Where to plant tulips

  • Tulips prefer a site with full or afternoon sun. In Zones 7 and 8, choose a shady site or one with morning sun only, as tulips don’t like a lot of heat.
  • Soil must be well-draining, neutral to slightly acidic, fertile, and dry or sandy. All tulips dislike areas with excessive moisture. 
  • Tall varieties should be sheltered from strong winds.
  • You’ll want to space bulbs 4 to 6 inches apart, so choose a large enough planting site.
  • Prepare the garden bed by using a garden fork or tiller to loosen the soil to a depth of 12 to 15 inches, then mix in a 2- to 4-inch layer of compost.

How to plant tulips

  • Plant bulbs fairly deep—6 to 8 inches deep, or about three times the height of the bulb. Dig a hole deeper than that in order to loosen the soil and allow for drainage. In clay soils, plant 3 to 6 inches deep instead.
  • Set the bulb in the hole with the pointy end up. Cover with soil and press soil firmly.
  • Water bulbs right after planting. Although they can’t bear wet feet, bulbs need water to trigger growth.
  • If you’re planning to raise perennial tulips, feed them a balanced fertilizer when you plant them in the fall. Bulbs are their own complete storage system and contain all of the nutrients they need for one year. Use organic material, compost, or a balanced time-release bulb food.
  • To deter mice and moles—if they have been a problem—put holly or any other thorny leaves in the planting holes. Some gardeners use kitty litter or crushed gravel. If ravenous voles and rodents are a real problem, you may need to take stronger measures, such as planting bulbs in buried wire cages.

Care


How to grow tulips

  • Apply compost annually to provide nutrients needed for future blooms.
  • In the spring, when leaves emerge, feed your tulip the same bulb food or bone meal which you used at planting time. Water well.
  • Deadhead tulips as soon as they go by, but do not remove the leaves!
  • Allow the leaves to remain on the plants for about 6 weeks after flowering. The tulips need their foliage to gather energy for next year’s blooms! After the foliage turns yellow and dies back, it can be pruned off.
  • Large varieties may need replanting every few years; small types usually multiply and spread on their own.

How to water tulips

  • If it rains weekly, do not water. However, if there is a dry spell and it does not rain, you should water the bulbs weekly until the ground freezes. 
  • Rainy summers, irrigation systems, and wet soil are death to tulips. Never deliberately water a bulb bed unless in a drought. Wet soil leads to fungus and disease and can rot bulbs. Add shredded pine bark, sand, or any other rough material to the soil to foster swift drainage.



Pests/Diseases


  • Gray mold
  • Slugs
  • Snails
  • Aphids
  • Nematodes
  • Bulb rot
  • Squirrels, rabbits, mice, and voles are especially fond of tulip bulbs.

Varieties 


Tulip flowers may be single, double, ruffled, fringed, or lily-shaped, depending on the variety.

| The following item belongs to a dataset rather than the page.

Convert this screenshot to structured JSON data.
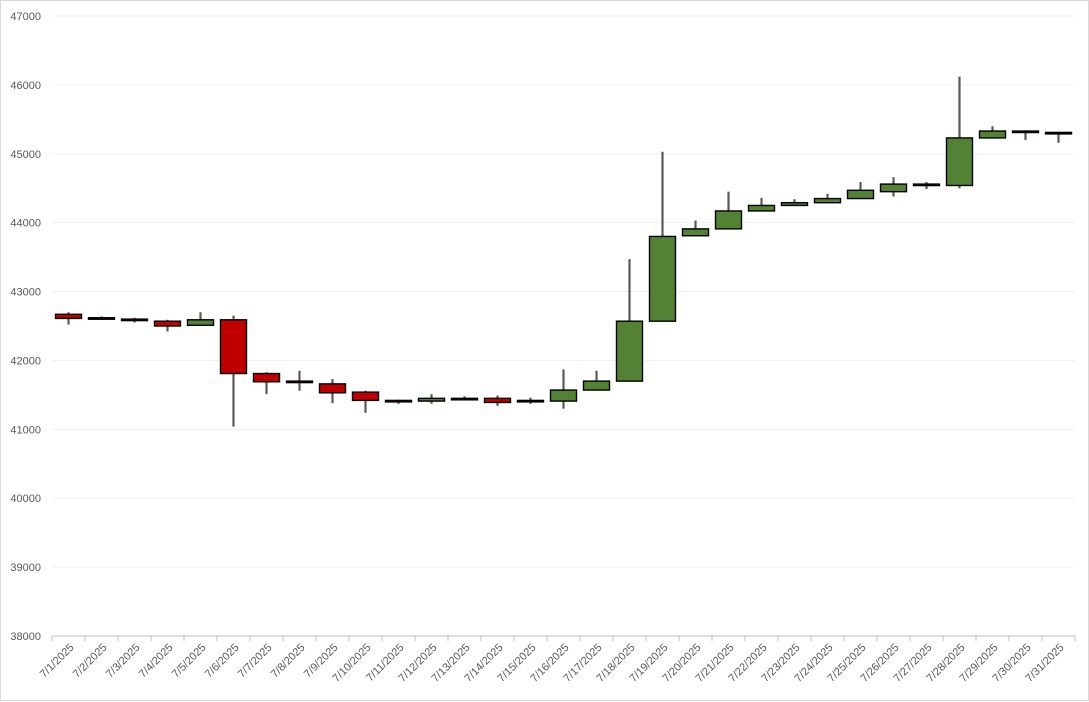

Wild—or “Species”—tulips are small in size, ranging in height from 3 to 8 inches. They are tougher than hybrids. They also bloom in the South and look best when planted as a carpet of color. One of our favorites is ‘Lilac Wonder’.

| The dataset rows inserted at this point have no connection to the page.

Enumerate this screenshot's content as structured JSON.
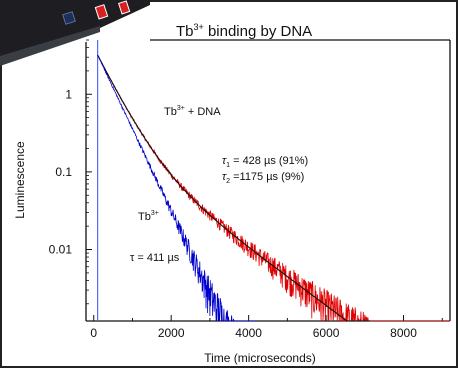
{
  "chart_data": {
    "type": "line",
    "title": "Tb³⁺ binding by DNA",
    "xlabel": "Time (microseconds)",
    "ylabel": "Luminescence",
    "y_scale": "log",
    "xlim": [
      -200,
      9200
    ],
    "ylim": [
      0.0012,
      5
    ],
    "x_ticks": [
      0,
      2000,
      4000,
      6000,
      8000
    ],
    "x_tick_labels": [
      "0",
      "2000",
      "4000",
      "6000",
      "8000"
    ],
    "y_ticks": [
      1,
      0.1,
      0.01
    ],
    "y_tick_labels": [
      "1",
      "0.1",
      "0.01"
    ],
    "excitation_marker_x": 100,
    "grid": false,
    "series": [
      {
        "name": "Tb³⁺",
        "color": "#0000cc",
        "tau_us": 411,
        "decay_end_x": 4200
      },
      {
        "name": "Tb³⁺ + DNA",
        "color": "#dd0000",
        "fit_color": "#111111",
        "components": [
          {
            "tau_us": 428,
            "fraction_pct": 91
          },
          {
            "tau_us": 1175,
            "fraction_pct": 9
          }
        ]
      }
    ],
    "annotations": {
      "tb_label": "Tb",
      "tb_sup": "3+",
      "tb_dna_label": "Tb",
      "tb_dna_sup": "3+",
      "tb_dna_suffix": " + DNA",
      "tau_single": "τ = 411 µs",
      "tau1_sym": "τ",
      "tau1_sub": "1",
      "tau1_text": " = 428  µs (91%)",
      "tau2_sym": "τ",
      "tau2_sub": "2",
      "tau2_text": " =1175 µs (9%)"
    },
    "title_parts": {
      "main": "Tb",
      "sup": "3+",
      "rest": " binding by DNA"
    }
  }
}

Triumph hybrids are the classic single, cup-shape tulip that make up the largest grouping of tulip types. Top varieties:

  • ‘Cracker tulip’ is a midspring bloomer with purple, pink, and lilac petals.
  • ‘Ile de France’ is a midseason bloomer, with its intensely red blooms on stems to 20 inches tall.
  • ‘Calgary’ is a midspring bloomer with snowy-white petals and blue-green foliage.
  • Though tulips tend be planted as annuals, the Darwin Hybrid tulips are known to act as perennials, blooming for several years.